Ericsson inaugurates Budapest headquarters

Swedish networking and telecommunications company Ericsson inaugurated a new headquarters and R+D centre in Budapest on Tuesday.

The headquarters, dubbed Ericsson House, was inaugurated by Ericsson chairman-CEO Borje Ekholm and Prime Minister Viktor Orbán.

More than 1,700 of Ericsson Hungary’s 2,000 employees work at the site on the banks of the Danube, and over 1,400 of these staff are R+D-focused.

Ericsson also signed a memorandum of understanding with the Budapest University of Technology and Economics (BME) to extend a collaboration aimed at long-term close cooperation in education, research, and innovation.

“Ericsson has a strong commitment to Hungary. The continuous growth of the local R+D organisation builds on excellent results achieved by Hungarian researchers and engineers, such as the development of Ericsson Expert Analytics, our real-time analytics solution,”

Borje said.

Orbán noted that Hungarians, as well as the Swedes, had been pioneers in the telecommunications industry in Europe, referring to Tivadar Puskás, the Hungarian inventor of the telephone exchange. He added that Ericsson had been the first foreign investor in Hungary’s telecommunications industry, entering the market in 1911.

Orbán called it encouraging that nearly 25 percent of Hungary’s economic growth in recent years came from the digital economy, and said the sector was of strategic importance.
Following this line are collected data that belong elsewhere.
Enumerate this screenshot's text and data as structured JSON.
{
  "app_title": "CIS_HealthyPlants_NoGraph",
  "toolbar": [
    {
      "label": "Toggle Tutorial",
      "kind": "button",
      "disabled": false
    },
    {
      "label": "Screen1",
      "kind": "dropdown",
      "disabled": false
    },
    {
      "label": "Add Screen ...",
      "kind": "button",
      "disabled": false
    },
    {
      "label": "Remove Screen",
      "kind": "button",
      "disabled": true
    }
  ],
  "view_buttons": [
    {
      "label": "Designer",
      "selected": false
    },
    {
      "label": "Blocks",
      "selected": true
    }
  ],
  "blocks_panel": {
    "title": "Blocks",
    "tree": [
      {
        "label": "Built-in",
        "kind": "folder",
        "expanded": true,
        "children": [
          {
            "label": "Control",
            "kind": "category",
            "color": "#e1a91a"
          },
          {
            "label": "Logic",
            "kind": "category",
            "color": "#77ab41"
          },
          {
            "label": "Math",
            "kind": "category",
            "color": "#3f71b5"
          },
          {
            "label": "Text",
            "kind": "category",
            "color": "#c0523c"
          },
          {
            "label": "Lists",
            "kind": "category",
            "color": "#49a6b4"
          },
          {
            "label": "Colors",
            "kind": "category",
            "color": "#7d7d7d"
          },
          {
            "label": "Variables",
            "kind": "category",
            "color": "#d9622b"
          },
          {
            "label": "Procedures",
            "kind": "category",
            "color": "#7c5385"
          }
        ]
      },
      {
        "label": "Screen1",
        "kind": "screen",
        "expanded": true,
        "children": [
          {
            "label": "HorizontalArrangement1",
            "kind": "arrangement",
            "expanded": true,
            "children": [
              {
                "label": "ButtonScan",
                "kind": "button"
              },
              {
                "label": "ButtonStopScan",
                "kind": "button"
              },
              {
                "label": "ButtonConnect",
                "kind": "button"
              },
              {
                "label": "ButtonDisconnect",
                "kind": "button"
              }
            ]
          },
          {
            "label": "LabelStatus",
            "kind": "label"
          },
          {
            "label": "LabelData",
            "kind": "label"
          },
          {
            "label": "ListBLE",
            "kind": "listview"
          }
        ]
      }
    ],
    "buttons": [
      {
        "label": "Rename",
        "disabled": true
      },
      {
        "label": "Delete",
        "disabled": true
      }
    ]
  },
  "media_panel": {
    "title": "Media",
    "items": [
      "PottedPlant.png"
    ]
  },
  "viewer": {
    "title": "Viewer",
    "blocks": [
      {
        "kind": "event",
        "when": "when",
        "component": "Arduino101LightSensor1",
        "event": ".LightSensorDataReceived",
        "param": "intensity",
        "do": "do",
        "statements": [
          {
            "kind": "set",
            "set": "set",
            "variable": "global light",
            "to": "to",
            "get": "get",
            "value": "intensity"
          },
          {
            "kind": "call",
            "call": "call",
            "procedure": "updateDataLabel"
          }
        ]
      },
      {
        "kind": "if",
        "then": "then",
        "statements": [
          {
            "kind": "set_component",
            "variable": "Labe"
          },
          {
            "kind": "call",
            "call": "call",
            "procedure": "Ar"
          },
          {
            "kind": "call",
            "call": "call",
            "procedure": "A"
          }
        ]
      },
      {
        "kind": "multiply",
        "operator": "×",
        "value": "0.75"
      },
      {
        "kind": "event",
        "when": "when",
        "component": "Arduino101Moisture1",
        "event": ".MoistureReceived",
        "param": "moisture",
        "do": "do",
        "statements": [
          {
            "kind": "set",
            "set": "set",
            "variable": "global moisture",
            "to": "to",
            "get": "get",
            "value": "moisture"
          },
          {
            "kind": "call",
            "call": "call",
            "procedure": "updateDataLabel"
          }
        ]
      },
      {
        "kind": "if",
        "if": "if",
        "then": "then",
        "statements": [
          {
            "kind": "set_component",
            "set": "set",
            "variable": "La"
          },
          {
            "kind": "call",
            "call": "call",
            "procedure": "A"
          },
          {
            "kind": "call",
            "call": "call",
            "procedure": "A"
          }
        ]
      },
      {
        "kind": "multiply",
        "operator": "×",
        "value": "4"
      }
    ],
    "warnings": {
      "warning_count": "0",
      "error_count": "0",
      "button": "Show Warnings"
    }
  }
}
He added that the sector could do with another couple thousand small and medium-sized companies as well as 10,000 young engineers and IT specialists.

The prime minister said

the government would spend a nearly 130 billion forints (EUR 407.4m) on telecommunications developments involving over 8,000 companies.
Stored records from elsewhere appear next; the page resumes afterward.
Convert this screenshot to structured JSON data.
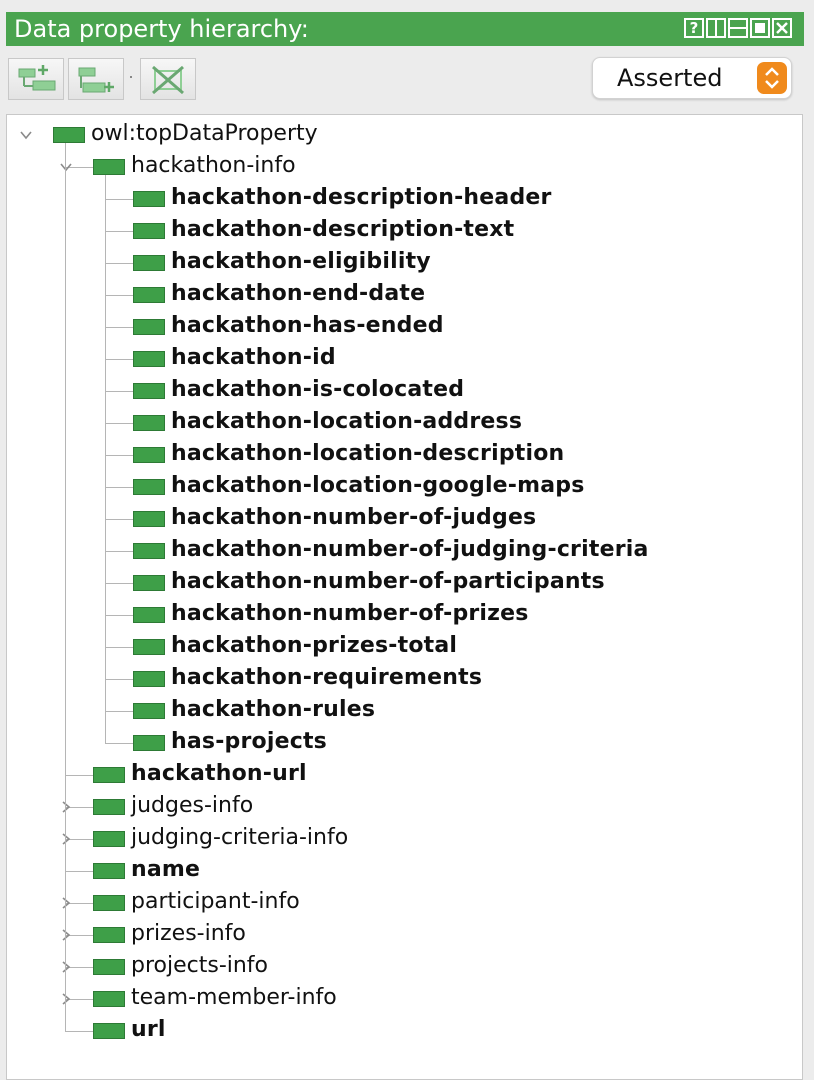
{
  "panel": {
    "title": "Data property hierarchy:",
    "help_label": "?"
  },
  "selector": {
    "value": "Asserted"
  },
  "colors": {
    "header_green": "#4aa44f",
    "property_icon": "#3e9f48",
    "select_accent": "#f08a1c"
  },
  "tree": {
    "root": {
      "label": "owl:topDataProperty",
      "expanded": true
    },
    "children": [
      {
        "label": "hackathon-info",
        "bold": false,
        "expanded": true,
        "has_children": true,
        "children": [
          {
            "label": "hackathon-description-header",
            "bold": true
          },
          {
            "label": "hackathon-description-text",
            "bold": true
          },
          {
            "label": "hackathon-eligibility",
            "bold": true
          },
          {
            "label": "hackathon-end-date",
            "bold": true
          },
          {
            "label": "hackathon-has-ended",
            "bold": true
          },
          {
            "label": "hackathon-id",
            "bold": true
          },
          {
            "label": "hackathon-is-colocated",
            "bold": true
          },
          {
            "label": "hackathon-location-address",
            "bold": true
          },
          {
            "label": "hackathon-location-description",
            "bold": true
          },
          {
            "label": "hackathon-location-google-maps",
            "bold": true
          },
          {
            "label": "hackathon-number-of-judges",
            "bold": true
          },
          {
            "label": "hackathon-number-of-judging-criteria",
            "bold": true
          },
          {
            "label": "hackathon-number-of-participants",
            "bold": true
          },
          {
            "label": "hackathon-number-of-prizes",
            "bold": true
          },
          {
            "label": "hackathon-prizes-total",
            "bold": true
          },
          {
            "label": "hackathon-requirements",
            "bold": true
          },
          {
            "label": "hackathon-rules",
            "bold": true
          },
          {
            "label": "has-projects",
            "bold": true
          }
        ]
      },
      {
        "label": "hackathon-url",
        "bold": true,
        "has_children": false
      },
      {
        "label": "judges-info",
        "bold": false,
        "has_children": true,
        "expanded": false
      },
      {
        "label": "judging-criteria-info",
        "bold": false,
        "has_children": true,
        "expanded": false
      },
      {
        "label": "name",
        "bold": true,
        "has_children": false
      },
      {
        "label": "participant-info",
        "bold": false,
        "has_children": true,
        "expanded": false
      },
      {
        "label": "prizes-info",
        "bold": false,
        "has_children": true,
        "expanded": false
      },
      {
        "label": "projects-info",
        "bold": false,
        "has_children": true,
        "expanded": false
      },
      {
        "label": "team-member-info",
        "bold": false,
        "has_children": true,
        "expanded": false
      },
      {
        "label": "url",
        "bold": true,
        "has_children": false
      }
    ]
  }
}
He also mentioned that 11 companies from the sector have been included in the government’s strategic partnership programme.

“Hungary’s leaders must understand, not only in politics but in the economy, in science and in the intellectual world, that those who want to hold their own in the fight for the future cannot succeed unless they learn how to navigate on the ocean of global data flows,” Orbán insisted. The Hungarian government aims to “become conquerors and winners in an expanding world”.